When my daughter begins school this September she will be the third generation in my family to attend a public school in Canada.

Sasha's Oma arrived in PEI as a toddler in the mid-50's as part of a wave of immigrants who came to this country looking for a new beginning after WWII left much of Europe in a state of despair.

Her school age years in Montreal was when my mom learned to become ambidextrous because left-handed writing was deemed worthy of the strap.

I was born in a decade of community spending by all levels of government that provided me with a truly liberal learning experience. The only beatings I took were of the emotional kind from peers who liked to taunt me because I had a prominent birthmark on my face.

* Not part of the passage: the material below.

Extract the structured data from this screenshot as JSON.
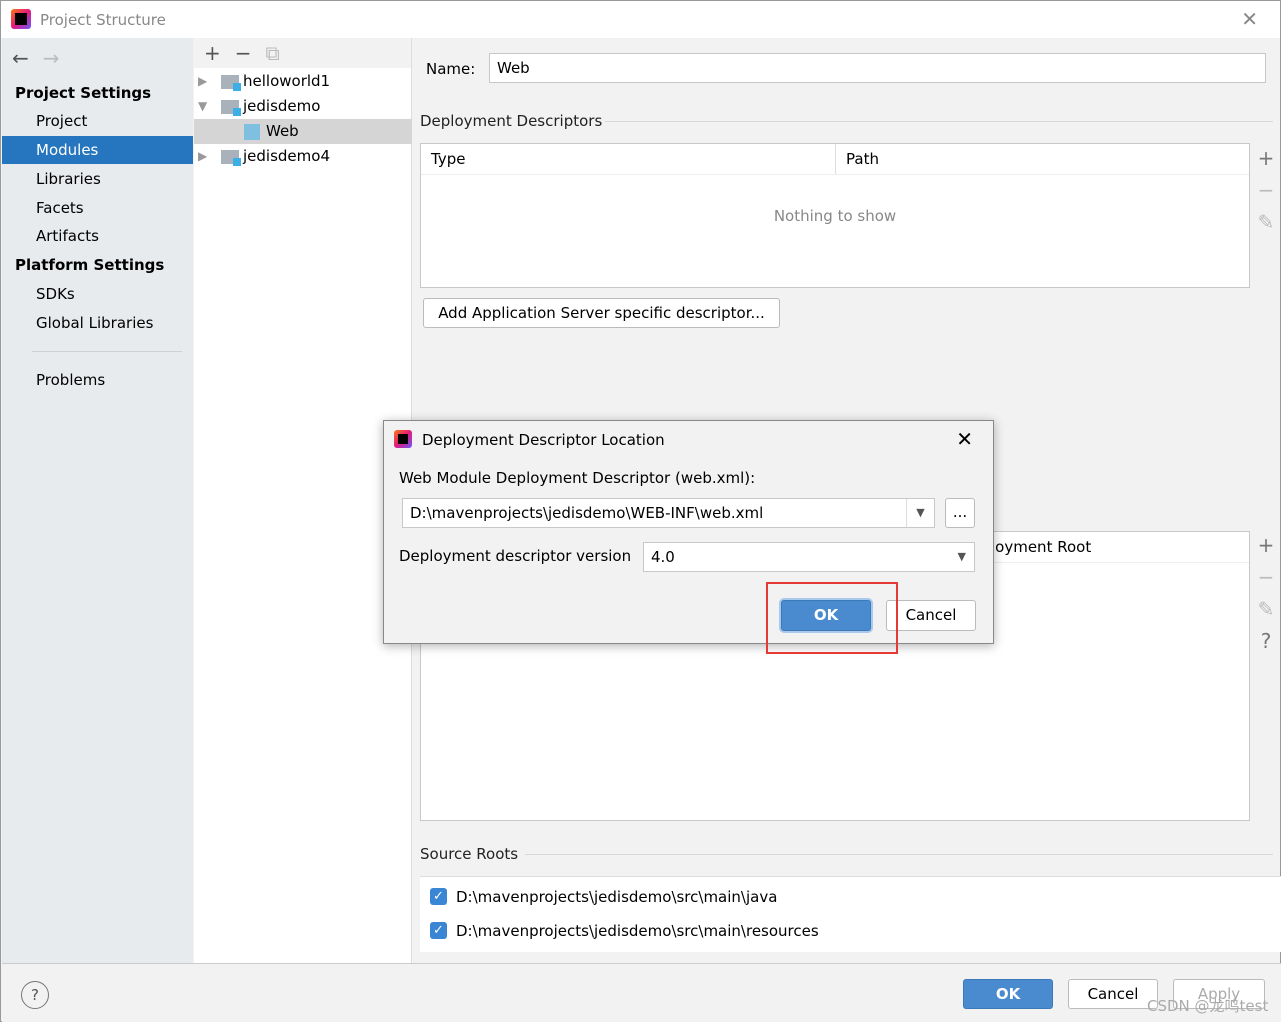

Sasha, born early into a new millenium, is part of a generation that will experience "21st Century Learning". And what is that you ask?

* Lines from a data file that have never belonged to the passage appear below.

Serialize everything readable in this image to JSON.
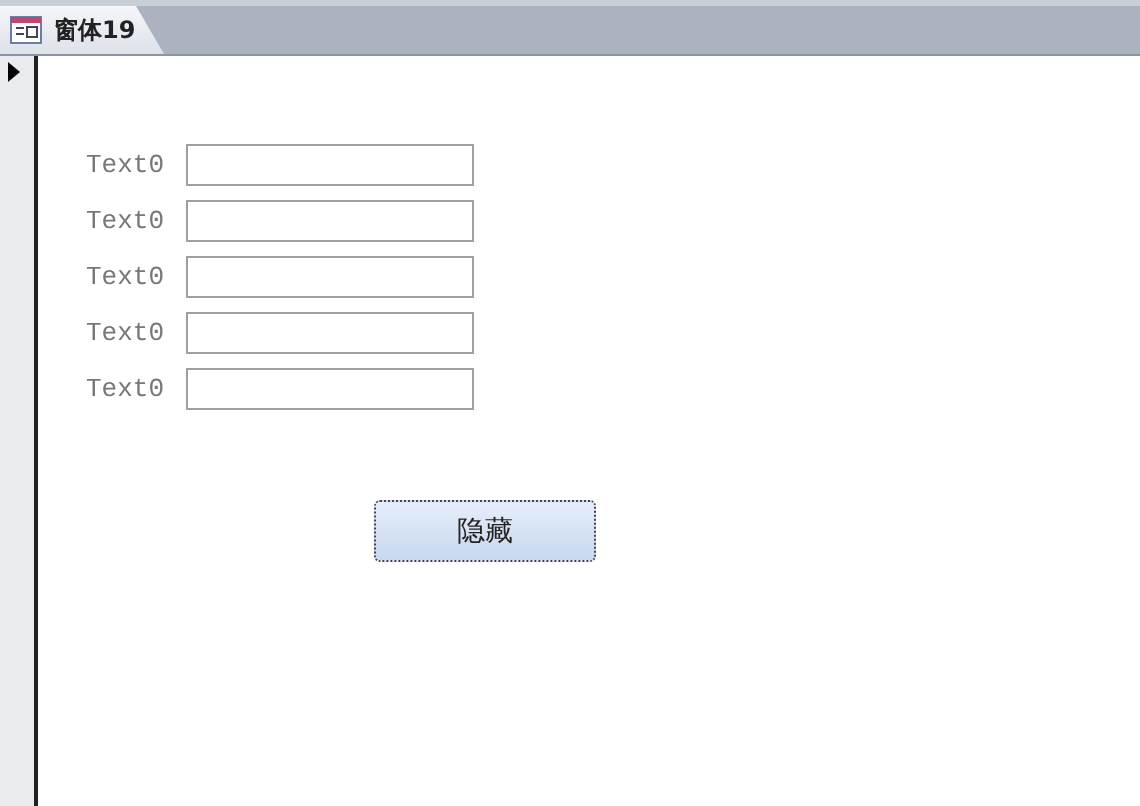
{
  "tab": {
    "title": "窗体19"
  },
  "fields": [
    {
      "label": "Text0"
    },
    {
      "label": "Text0"
    },
    {
      "label": "Text0"
    },
    {
      "label": "Text0"
    },
    {
      "label": "Text0"
    }
  ],
  "button": {
    "label": "隐藏"
  }
}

Well, that is still up for debate all over the developed world and two movements are now vying for control over the future of what education will look like for us.

One wants to build on the successes of the public system we currently have and is primarily made of people who are stakeholders within the system. The other wants to open the system up to a free market consumer model and is primarily made up of celebrities, economists and think tanks.
Both have different ideas about what public schools are good for.

Chronic underfunding for decades has turned parents, teachers, trustees and students into entrepeneurs helping to raise funds for things that were part of the status quo when I was in school.

Things got better between my moms generation and mine, so why is my daughters generation getting shafted?

Rather than letting our public education system get nickle and dimed to death I feel its time for Canadians to decide what kind of system we really want to invest in.

I want to make the case that a holistic public education system is far more beneficial to Sasha's generation than a competition based model, and then encourage Canadians to be part of the debate in their own communities to help shape the sustainable "21st Century Learning" that every child in our nation deserves.